Pauline Le Goff avait fui cette galère dès le début du nouveau régime. Ce fut en France, où elle était allée se marier, en pleine guerre, à Angoulême, avec Arthur Boutal sous les drapeaux, que tous deux apprirent la nouvelle du dénouement fatal. Comment n’y auraient-ils pas été très sensibles ? C’étaient pour l’une cinq et pour l’autre sept belles années de jeunesse que représentait l’existence toujours précaire de ces deux journaux auxquels ils s’étaient donnés corps et âme.

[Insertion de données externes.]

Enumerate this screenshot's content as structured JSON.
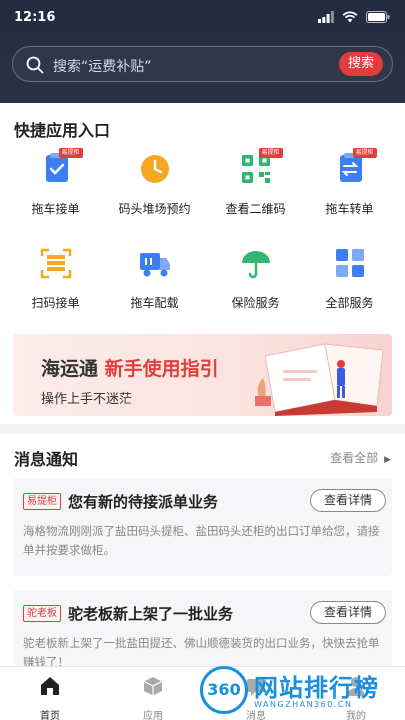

« La Libre Parole » et A.-H. de Trémaudan

Mais le vide causé par la disparition du Soleil de l’Ouest fut comblé sans délai. Un Canadien français du nom de Robert possédait, rue Princess, à Winnipeg. une imprimerie bien montée, qui exécutait des travaux pour les deux grandes compagnies de chemins de fer. L’homme disposait de capitaux et entretenait un vieux désir de faire du journalisme. Il saisit l’occasion et, avec l’avocat Auguste-Henri de Trémaudan, lança La Libre Parole. Le professeur Albert Doyen, de l’Université du Manitoba, lui succéda bientôt comme rédacteur en chef.

Né dans la province de Québec, de parents bretons qui furent parmi les fondateurs de Montmartre, en Saskatchewan, Trémaudan avait débuté dans le journalisme en dotant d’une feuille anglaise la ville naissante du Pas, dans le nord du Manitoba. Il a laissé quelques ouvrages qui attestent ses convictions patriotiques et une admirable ardeur au travail : The Hudson Bay Road, Le Sang français, Histoire de la Nation métisse, sans parler de plusieurs pièces de théâtre.

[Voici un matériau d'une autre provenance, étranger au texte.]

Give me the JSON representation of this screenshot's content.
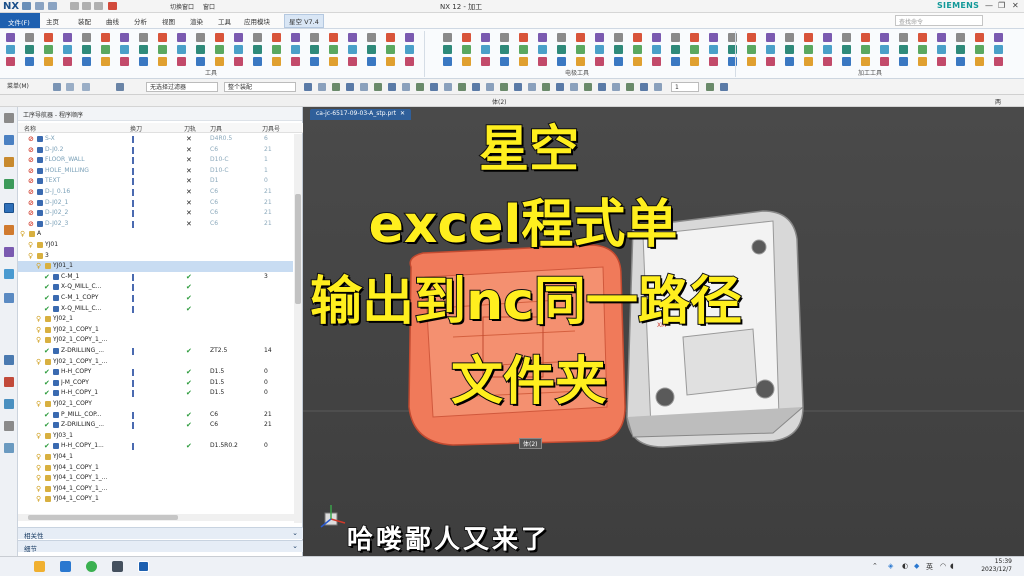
{
  "titlebar": {
    "logo": "NX",
    "quick_btn_1": "切换窗口",
    "quick_btn_2": "窗口",
    "title": "NX 12 - 加工",
    "brand": "SIEMENS",
    "minimize": "—",
    "restore": "❐",
    "close": "✕"
  },
  "menubar": {
    "tabs": [
      "文件(F)",
      "主页",
      "装配",
      "曲线",
      "分析",
      "视图",
      "渲染",
      "工具",
      "应用模块",
      "星空 V7.4"
    ],
    "search_placeholder": "查找命令"
  },
  "ribbon": {
    "groups": [
      "工具",
      "电极工具",
      "加工工具"
    ]
  },
  "selbar": {
    "menu_label": "菜单(M)",
    "filter": "无选择过滤器",
    "scope": "整个装配",
    "count": "1"
  },
  "partbar": {
    "center": "体(2)",
    "right": "两"
  },
  "navigator": {
    "title": "工序导航器 - 程序顺序",
    "columns": [
      "名称",
      "换刀",
      "刀轨",
      "刀具",
      "刀具号"
    ],
    "rows": [
      {
        "name": "S-X",
        "tool": "D4R0.5",
        "num": "6",
        "path": "x",
        "grey": true,
        "indent": 1
      },
      {
        "name": "D-J0.2",
        "tool": "C6",
        "num": "21",
        "path": "x",
        "grey": true,
        "indent": 1
      },
      {
        "name": "FLOOR_WALL",
        "tool": "D10-C",
        "num": "1",
        "path": "x",
        "grey": true,
        "indent": 1
      },
      {
        "name": "HOLE_MILLING",
        "tool": "D10-C",
        "num": "1",
        "path": "x",
        "grey": true,
        "indent": 1
      },
      {
        "name": "TEXT",
        "tool": "D1",
        "num": "0",
        "path": "x",
        "grey": true,
        "indent": 1
      },
      {
        "name": "D-J_0.16",
        "tool": "C6",
        "num": "21",
        "path": "x",
        "grey": true,
        "indent": 1
      },
      {
        "name": "D-J02_1",
        "tool": "C6",
        "num": "21",
        "path": "x",
        "grey": true,
        "indent": 1
      },
      {
        "name": "D-J02_2",
        "tool": "C6",
        "num": "21",
        "path": "x",
        "grey": true,
        "indent": 1
      },
      {
        "name": "D-J02_3",
        "tool": "C6",
        "num": "21",
        "path": "x",
        "grey": true,
        "indent": 1
      },
      {
        "name": "A",
        "tool": "",
        "num": "",
        "path": "",
        "grey": false,
        "indent": 0
      },
      {
        "name": "YJ01",
        "tool": "",
        "num": "",
        "path": "",
        "grey": false,
        "indent": 1
      },
      {
        "name": "3",
        "tool": "",
        "num": "",
        "path": "",
        "grey": false,
        "indent": 1
      },
      {
        "name": "YJ01_1",
        "tool": "",
        "num": "",
        "path": "",
        "grey": false,
        "indent": 2,
        "sel": true
      },
      {
        "name": "C-M_1",
        "tool": "",
        "num": "3",
        "path": "v",
        "grey": false,
        "indent": 3
      },
      {
        "name": "X-Q_MILL_C...",
        "tool": "",
        "num": "",
        "path": "v",
        "grey": false,
        "indent": 3
      },
      {
        "name": "C-M_1_COPY",
        "tool": "",
        "num": "",
        "path": "v",
        "grey": false,
        "indent": 3
      },
      {
        "name": "X-Q_MILL_C...",
        "tool": "",
        "num": "",
        "path": "v",
        "grey": false,
        "indent": 3
      },
      {
        "name": "YJ02_1",
        "tool": "",
        "num": "",
        "path": "",
        "grey": false,
        "indent": 2
      },
      {
        "name": "YJ02_1_COPY_1",
        "tool": "",
        "num": "",
        "path": "",
        "grey": false,
        "indent": 2
      },
      {
        "name": "YJ02_1_COPY_1_...",
        "tool": "",
        "num": "",
        "path": "",
        "grey": false,
        "indent": 2
      },
      {
        "name": "Z-DRILLING_...",
        "tool": "ZT2.5",
        "num": "14",
        "path": "v",
        "grey": false,
        "indent": 3
      },
      {
        "name": "YJ02_1_COPY_1_...",
        "tool": "",
        "num": "",
        "path": "",
        "grey": false,
        "indent": 2
      },
      {
        "name": "H-H_COPY",
        "tool": "D1.5",
        "num": "0",
        "path": "v",
        "grey": false,
        "indent": 3
      },
      {
        "name": "J-M_COPY",
        "tool": "D1.5",
        "num": "0",
        "path": "v",
        "grey": false,
        "indent": 3
      },
      {
        "name": "H-H_COPY_1",
        "tool": "D1.5",
        "num": "0",
        "path": "v",
        "grey": false,
        "indent": 3
      },
      {
        "name": "YJ02_1_COPY",
        "tool": "",
        "num": "",
        "path": "",
        "grey": false,
        "indent": 2
      },
      {
        "name": "P_MILL_COP...",
        "tool": "C6",
        "num": "21",
        "path": "v",
        "grey": false,
        "indent": 3
      },
      {
        "name": "Z-DRILLING_...",
        "tool": "C6",
        "num": "21",
        "path": "v",
        "grey": false,
        "indent": 3
      },
      {
        "name": "YJ03_1",
        "tool": "",
        "num": "",
        "path": "",
        "grey": false,
        "indent": 2
      },
      {
        "name": "H-H_COPY_1...",
        "tool": "D1.5R0.2",
        "num": "0",
        "path": "v",
        "grey": false,
        "indent": 3
      },
      {
        "name": "YJ04_1",
        "tool": "",
        "num": "",
        "path": "",
        "grey": false,
        "indent": 2
      },
      {
        "name": "YJ04_1_COPY_1",
        "tool": "",
        "num": "",
        "path": "",
        "grey": false,
        "indent": 2
      },
      {
        "name": "YJ04_1_COPY_1_...",
        "tool": "",
        "num": "",
        "path": "",
        "grey": false,
        "indent": 2
      },
      {
        "name": "YJ04_1_COPY_1_...",
        "tool": "",
        "num": "",
        "path": "",
        "grey": false,
        "indent": 2
      },
      {
        "name": "YJ04_1_COPY_1",
        "tool": "",
        "num": "",
        "path": "",
        "grey": false,
        "indent": 2
      }
    ],
    "sections": [
      "相关性",
      "细节"
    ]
  },
  "graphics": {
    "tab": "ca-jc-6517-09-03-A_stp.prt",
    "overlay_lines": [
      "星空",
      "excel程式单",
      "输出到nc同一路径",
      "文件夹"
    ],
    "subtitle": "哈喽鄙人又来了",
    "body_tag": "体(2)",
    "axis_tag": "XM"
  },
  "taskbar": {
    "time": "15:39",
    "date": "2023/12/7",
    "lang": "英"
  },
  "colors": {
    "accent": "#1e60b0",
    "overlay_text": "#ffef1e",
    "part_orange": "#f07a5a",
    "viewport_bg": "#444444"
  }
}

De format plus grand et de présentation plus soignée que ses prédécesseurs, La Libre Parole n’eut pas leur vie pittoresque et disparut après trois ans de publication. Elle ne réussit pas à soutenir la concurrence du Manitoba, presque cinquantenaire, et de La Liberté, fondée en 1913, qui s’établissait sur des bases durables.

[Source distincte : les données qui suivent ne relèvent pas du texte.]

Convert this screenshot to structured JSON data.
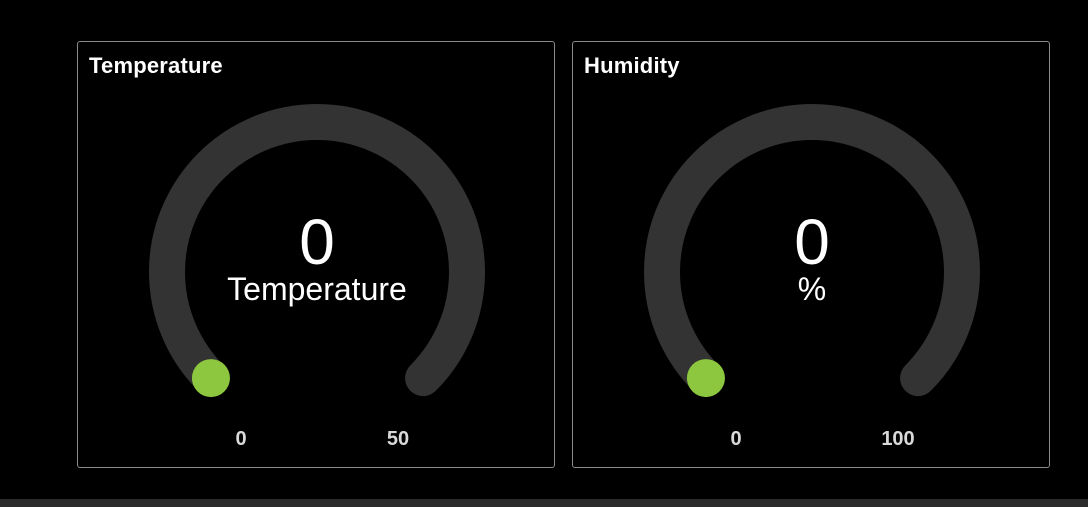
{
  "colors": {
    "background": "#000000",
    "track": "#333333",
    "indicator": "#8dc63f",
    "border": "#8a8a8a",
    "text": "#ffffff"
  },
  "gauges": [
    {
      "title": "Temperature",
      "value": "0",
      "unit": "Temperature",
      "min": "0",
      "max": "50"
    },
    {
      "title": "Humidity",
      "value": "0",
      "unit": "%",
      "min": "0",
      "max": "100"
    }
  ]
}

Au nombre des journaux mort-nés, on pourrait citer Le Démocrate, de Paul Lardon, au début de la première Grande Guerre. Mais celui-ci, ancien professeur d’histoire à Lyon, était avant tout un poète, avec, comme autre métier, celui de garçon d’ascenseur à l’hôpital. Il fréquentait assez régulièrement l’atelier du Nouvelliste, puis du Soleil de l’Ouest, où ses vers se mêlaient à la prose des rédacteurs. Son expression favorite, qui terminait généralement chacune de ses phrases, était : « Etc., etc., etc., etc…, voilà l’affaire !… »


La poésie à Saint-Boniface

Lardon publia les Poésies de Saint-Boniface, premier recueil du genre paru dans l’Ouest canadien, qu’il dédia à la supérieure des Sœurs Grises. Le poète américain Whittier a chanté les fameuses tourelles et les cloches de Saint-Boniface. Lardon a repris le thème sur un mode lyrique plus familier dans des strophes que Paul Salé mit en musique :


Je suis la cloche de l’église,
Celle que bénit Provencher ;
Trois fois j’ai changé de clocher,
Non ma voix qu’emporte la brise.

Venez, venez ! Priez, priez !
Pleurez vos larmes de tristesse ;
Souriez, riez d’allégresse ;
Vous ai-je jamais délaissés ?

Depuis cent ans je vous baptise ;
J’aime à nouer les doux liens ;
Évêque et prêtres canadiens
Se font chez moi, dans mon église.

Et quand, las, vous vous étendez
Tout autour de moi dans la tombe,
Mon cœur se gonfle et mon glas tombe ;
Je sanglote : Miserere !

Vous passez, seule je demeure :
Suis-je pas là pour vous garder ?
Nul ne m’a vue abandonner
Mon poste pour une seule heure.

De la Cène au Samedi Saint
Je me tais, je pleure en silence.
Autrement je pleure et je danse
Sur un signe du sacristain.


Carrière brillante du Cercle Molière

Franchissons maintenant la période de la guerre 1914-1918 pour esquisser la reprise de l’effort théâtral à Saint-Boniface et son extraordinaire réussite.

Le Cercle Molière, fondé en 1925 par un Belge, M. André Castelein de la Lande, donnait sa première représentation à Winnipeg, au Théâtre Walker, avec « Le Monde où l’on s’ennuie », d’Édouard Pailleron. C’était le mouvement lancé quinze ans plus tôt par René Brun qui reprenait avec une vigueur nouvelle et allait s’épanouir d’une façon inattendue.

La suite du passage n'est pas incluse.